Analis Dinas Energi Sumberdaya Mineral (ESDM) Bangka Belitung Ardianeka mengatakan, setiap akhir tahun, perusahaan tambang menyampaikan laporan RKAB sebagai bentuk pertanggungjawaban dan kewajibannya.

"Berisi kegiatan tambang tahun selanjutnya berdasarkan kegiatan tambang tahun berjalan, di antaranya dari luas Izin Usaha Penambangan (IUP) yang mereka punya, berapa banyak hasil eksplorasinya, berapa kemampuan perusahaan untuk menambangnya, berapa yang akan direklamasi," kata Eka.

Eka juga mengakui RKAB sebagai langkah awal dalam usaha maupun pertanggungjawabannya kemudian hari.
Dari RKAB bisa dilihat kemampuan perusahaan untuk bekerja sesuai regulasi yang ada.

Baca juga: Indonesia-Korsel Sepakat Mendukung Investasi Ramah Lingkungan

"RKAB tidak boleh sembarangan, tapi juga bukan berarti tidak boleh meleset hitungannya. Kan kondisi di lapangan pada saat proses penambangan terjadi banyak yang tidak terduga misal alat rusak, kondisi cuaca, masyarakat sekitar tambang," beber Eka.

"Dari hasil hitungan tersebut, di dalam RKAB lah disampaikan tahun berikutnya berapa CSR dan berapa PPM sebuah perusahaan tambang," tambah Eka.

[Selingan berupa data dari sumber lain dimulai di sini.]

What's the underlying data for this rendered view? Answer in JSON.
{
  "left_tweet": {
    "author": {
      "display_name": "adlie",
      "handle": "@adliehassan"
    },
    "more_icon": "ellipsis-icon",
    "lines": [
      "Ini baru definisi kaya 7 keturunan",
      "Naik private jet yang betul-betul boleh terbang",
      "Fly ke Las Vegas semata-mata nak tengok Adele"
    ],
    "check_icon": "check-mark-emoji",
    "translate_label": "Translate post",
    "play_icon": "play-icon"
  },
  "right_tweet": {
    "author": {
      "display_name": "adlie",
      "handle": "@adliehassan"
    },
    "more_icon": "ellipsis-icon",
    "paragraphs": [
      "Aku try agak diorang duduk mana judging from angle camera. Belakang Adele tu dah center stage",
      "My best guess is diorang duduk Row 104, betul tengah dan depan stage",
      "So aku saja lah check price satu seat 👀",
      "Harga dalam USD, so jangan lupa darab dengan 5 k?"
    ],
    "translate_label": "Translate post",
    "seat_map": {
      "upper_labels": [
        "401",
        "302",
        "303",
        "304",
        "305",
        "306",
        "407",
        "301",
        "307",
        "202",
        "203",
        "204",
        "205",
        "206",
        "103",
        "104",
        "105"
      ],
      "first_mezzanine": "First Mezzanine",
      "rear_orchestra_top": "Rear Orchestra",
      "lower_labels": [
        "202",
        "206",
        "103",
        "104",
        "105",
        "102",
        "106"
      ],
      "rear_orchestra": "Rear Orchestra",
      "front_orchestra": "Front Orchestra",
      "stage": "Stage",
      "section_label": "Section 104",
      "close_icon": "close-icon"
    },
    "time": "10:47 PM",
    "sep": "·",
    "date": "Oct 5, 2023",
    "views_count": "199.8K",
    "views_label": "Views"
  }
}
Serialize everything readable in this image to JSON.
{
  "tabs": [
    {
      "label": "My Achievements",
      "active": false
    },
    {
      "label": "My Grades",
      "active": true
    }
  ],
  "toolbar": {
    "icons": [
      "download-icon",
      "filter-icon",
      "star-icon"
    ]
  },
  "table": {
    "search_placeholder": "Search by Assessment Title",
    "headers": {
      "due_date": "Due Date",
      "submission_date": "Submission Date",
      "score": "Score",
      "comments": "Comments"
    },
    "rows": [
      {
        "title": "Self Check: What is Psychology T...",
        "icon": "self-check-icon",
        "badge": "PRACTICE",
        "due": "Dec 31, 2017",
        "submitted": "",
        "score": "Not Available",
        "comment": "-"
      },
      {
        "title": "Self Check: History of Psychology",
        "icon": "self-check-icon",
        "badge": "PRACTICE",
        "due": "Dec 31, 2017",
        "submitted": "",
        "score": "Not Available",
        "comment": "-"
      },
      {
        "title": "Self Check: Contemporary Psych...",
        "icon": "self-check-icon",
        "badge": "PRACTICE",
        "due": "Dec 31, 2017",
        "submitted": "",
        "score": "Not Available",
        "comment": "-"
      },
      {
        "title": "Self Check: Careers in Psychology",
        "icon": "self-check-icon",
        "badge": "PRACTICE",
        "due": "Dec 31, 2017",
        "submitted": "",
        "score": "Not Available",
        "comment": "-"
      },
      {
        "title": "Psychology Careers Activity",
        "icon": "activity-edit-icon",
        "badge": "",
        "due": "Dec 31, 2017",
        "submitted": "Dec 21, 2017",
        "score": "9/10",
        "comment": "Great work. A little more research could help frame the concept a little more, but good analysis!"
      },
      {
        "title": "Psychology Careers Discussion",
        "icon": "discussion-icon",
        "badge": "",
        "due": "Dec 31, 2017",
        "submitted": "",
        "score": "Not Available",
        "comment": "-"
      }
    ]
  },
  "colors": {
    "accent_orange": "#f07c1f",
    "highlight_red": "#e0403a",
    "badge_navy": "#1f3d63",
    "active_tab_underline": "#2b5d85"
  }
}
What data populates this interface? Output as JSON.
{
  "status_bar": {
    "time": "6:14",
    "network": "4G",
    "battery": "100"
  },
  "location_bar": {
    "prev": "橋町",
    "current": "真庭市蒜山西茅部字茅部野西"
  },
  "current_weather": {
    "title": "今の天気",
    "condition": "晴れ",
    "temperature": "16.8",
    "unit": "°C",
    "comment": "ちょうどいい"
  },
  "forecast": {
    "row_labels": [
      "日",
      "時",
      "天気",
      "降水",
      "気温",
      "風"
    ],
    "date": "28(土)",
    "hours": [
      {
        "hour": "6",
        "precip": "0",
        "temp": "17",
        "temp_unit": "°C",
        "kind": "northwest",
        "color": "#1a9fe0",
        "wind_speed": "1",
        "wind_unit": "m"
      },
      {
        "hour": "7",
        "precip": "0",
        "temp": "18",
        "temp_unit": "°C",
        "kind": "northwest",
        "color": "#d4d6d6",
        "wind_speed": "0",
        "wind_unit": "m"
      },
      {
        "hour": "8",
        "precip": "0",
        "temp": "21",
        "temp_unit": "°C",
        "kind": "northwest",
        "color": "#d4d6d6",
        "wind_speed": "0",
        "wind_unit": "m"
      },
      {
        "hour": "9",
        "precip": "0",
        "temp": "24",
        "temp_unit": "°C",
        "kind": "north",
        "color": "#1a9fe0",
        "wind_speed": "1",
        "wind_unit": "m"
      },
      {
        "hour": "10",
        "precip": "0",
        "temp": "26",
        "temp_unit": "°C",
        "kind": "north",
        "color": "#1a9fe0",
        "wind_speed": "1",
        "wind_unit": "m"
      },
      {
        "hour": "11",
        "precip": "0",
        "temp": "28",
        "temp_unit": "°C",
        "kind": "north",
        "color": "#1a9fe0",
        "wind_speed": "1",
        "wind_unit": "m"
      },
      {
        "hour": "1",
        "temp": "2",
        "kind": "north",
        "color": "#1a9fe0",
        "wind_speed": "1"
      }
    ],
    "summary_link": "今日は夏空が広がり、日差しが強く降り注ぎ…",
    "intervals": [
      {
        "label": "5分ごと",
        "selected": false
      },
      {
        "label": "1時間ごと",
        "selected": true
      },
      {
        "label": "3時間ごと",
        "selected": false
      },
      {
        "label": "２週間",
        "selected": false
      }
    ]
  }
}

Menurutnya, usaha tambang merupakan program usaha jangka panjang. Sehingga untuk IUP mineral logam eksplorasi diberikan waktu sampai tujuh tahun plus perpanjangan satu tahun atau total delapan tahun.

"Untuk mineral logam sendiri misalnya timah, makanya IUP Operasi Produksinya bisa berumur sampai 40 tahun. Eksplorasi saja lama, tentu produksi juga, sehingga RKAB tak bisa asal-asalan," pungkas Eka.

Mari berkontribusi langsung dalam upaya mencegah dan mengatasi masalah STUNTING di Indonesia. Ikut berdonasi dengan klik Kompas.com Jernih Berbagi.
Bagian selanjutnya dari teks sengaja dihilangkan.